Tenho vivido um tempo de valorizar pequenas simplicidades: surpreendo-me a admirar sobre a toalha da mesa vazia uma única e tão bela e solitária colher com seu espelho que me reflete ao contrário. Ou ponho-me a observar uma pequena e única flor vermelha que pende do caule exausto que a sustenta a ponto de quase – por tão pouco – tocar o chão.
Às vezes, fecho os olhos para que uma música me toque fundo, fundo, e como uma espada alcance o cerne do meu ser, que vibre tão alto dentro de meu peito, que me desperte sensações de quando tudo era mistério e eu quase não sentia a dor do mundo.
Tenho vivido um tempo de doçuras inesperadas: eis que me trazem de presente um jasmim-do-cabo e seu perfume, eis as delicadezas de quem me compreende, ama e acolhe. E eu, que acredito em multiplicação dos pães , das pedras e das flores, coloco o pequeno, o quase minúsculo caule em cristalina água. Eis, então, que a natureza traz a raiz, eis que planto a pequena muda e eis que brota já, meus amigos , a primeira folha do que será o arbusto e suas magníficas folhas de esmeralda.
Eis, então, o milagre da vida.
Tenho vivido um tempo de grandes esperanças: acredito em muitas coisas tidas como impossíveis, vislumbro contornos de saídas fáceis onde há grandes obstáculos intransponíveis, eu sei, mas finjo que tudo vai dar certo, que Deus vai comigo e me segura pela mão, que não vou tão sozinha, e tudo acontece como eu planejara, que é tão fácil viver, que faço parte desse jogo maravilhoso e sou como qualquer pedra, planta, estrela, essas coisas do Criador.
Tenho vivido mais para dentro que para fora. Habito meus próprios meandros, meus jardins labirínticos, com seus bancos de pedras e suas portas falsas. Mas, por sorte ou por destino mesmo, as portas que abro são sempre as verdadeiras. Penso nos pandas, nas araras azuis, nos micos de todas as espécies, amanheço com saudades da Mata Atlântica, das praias limpas, das bromélias que existem apenas nas cavidades perigosas que pairam sobre os abismos. Mas penso também nas crianças famintas, nos homens sem emprego, nas mulheres que amamentam com seu próprio sangue, nos olhos infantis que se apagam diante de todas as violências do mundo, nas mesas vazias onde sequer rebrilha uma colher, nos pratos sem nada, nos trapos que se vestem.

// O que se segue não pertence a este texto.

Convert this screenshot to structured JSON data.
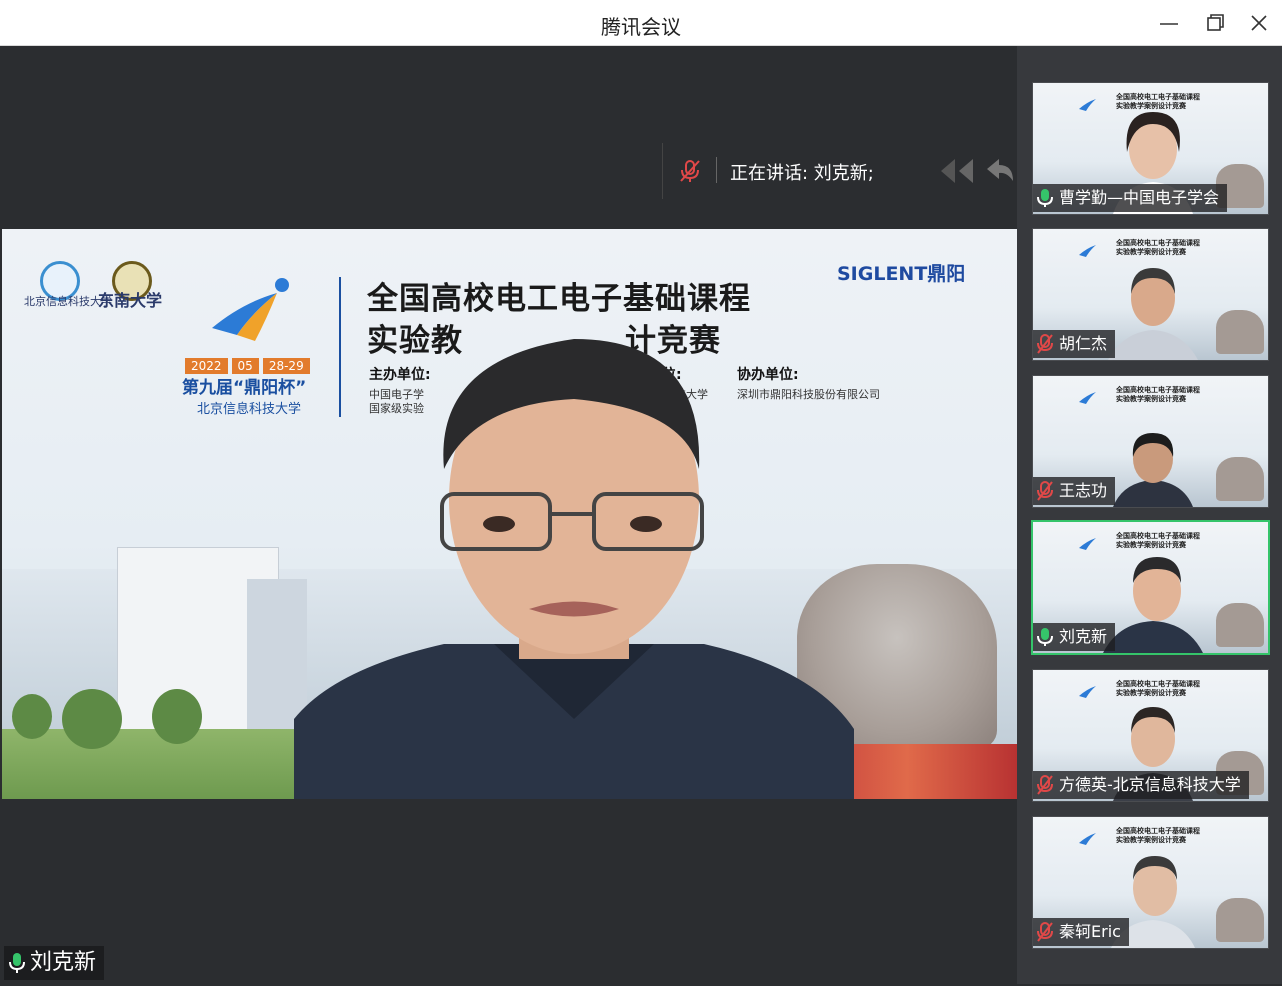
{
  "window": {
    "title": "腾讯会议"
  },
  "speaking": {
    "text": "正在讲话: 刘克新;"
  },
  "main": {
    "speaker_name": "刘克新",
    "slide": {
      "title_line1": "全国高校电工电子基础课程",
      "title_line2": "实验教",
      "title_line2_end": "计竞赛",
      "brand": "SIGLENT鼎阳",
      "date_year": "2022",
      "date_month": "05",
      "date_days": "28-29",
      "cup_name": "第九届“鼎阳杯”",
      "host_university": "北京信息科技大学",
      "label_organizer": "主办单位:",
      "organizer_1": "中国电子学",
      "organizer_2": "国家级实验",
      "label_undertaker_end": "单位:",
      "undertaker": "科技大学",
      "label_co_organizer": "协办单位:",
      "co_organizer": "深圳市鼎阳科技股份有限公司",
      "university_logo_text": "北京信息科技大学",
      "seu_text": "东南大学"
    }
  },
  "participants": [
    {
      "name": "曹学勤—中国电子学会",
      "mic": "on",
      "active": false
    },
    {
      "name": "胡仁杰",
      "mic": "muted",
      "active": false
    },
    {
      "name": "王志功",
      "mic": "muted",
      "active": false
    },
    {
      "name": "刘克新",
      "mic": "on",
      "active": true
    },
    {
      "name": "方德英-北京信息科技大学",
      "mic": "muted",
      "active": false
    },
    {
      "name": "秦轲Eric",
      "mic": "muted",
      "active": false
    }
  ],
  "tile_slide_text": {
    "line1": "全国高校电工电子基础课程",
    "line2": "实验教学案例设计竞赛"
  },
  "colors": {
    "mic_on": "#35c46a",
    "mic_muted": "#e04848",
    "active_border": "#35c46a",
    "accent_blue": "#1a4fa0",
    "date_orange": "#e27b2c"
  }
}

Tenho me surpreendido em contato íntimo com tudo: sei onde brilha a lágrima de júbilo e de remorso, aprendi a ler timidez e alegria nos sorrisos, a ver quando uma sobrancelha inclina-se interrogativamente, quando uma testa se franze, um olho se fecha, uma mão se contorce de prazer ou dor. Às vezes, sozinha dentro do carro, atravessando o meu pequeno mundo, uma seta me atravessa e um pouco mais que ontem provoca-me dor, convulsiona-me a alma, rompe meu coração em dois.
Às vezes, ouvindo a música do mundo, subo sobre o cavalo do carrossel que me leva, me leva, me leva… E embalada, confortável, sinceramente alegre, esqueço-me por instantes dos meus iguais, de seus gritos de medo e de dor, de seus lamentos de fome, Às vezes, como a vida é meio mãe, meio madrasta, recebo de presente um jasmim. Como se fosse um código e me lembrasse que sou humana e meu coração ainda existe. E que seu perfume acabe por apagar um pouco o que há de rude, feio, triste, desesperançoso em mim.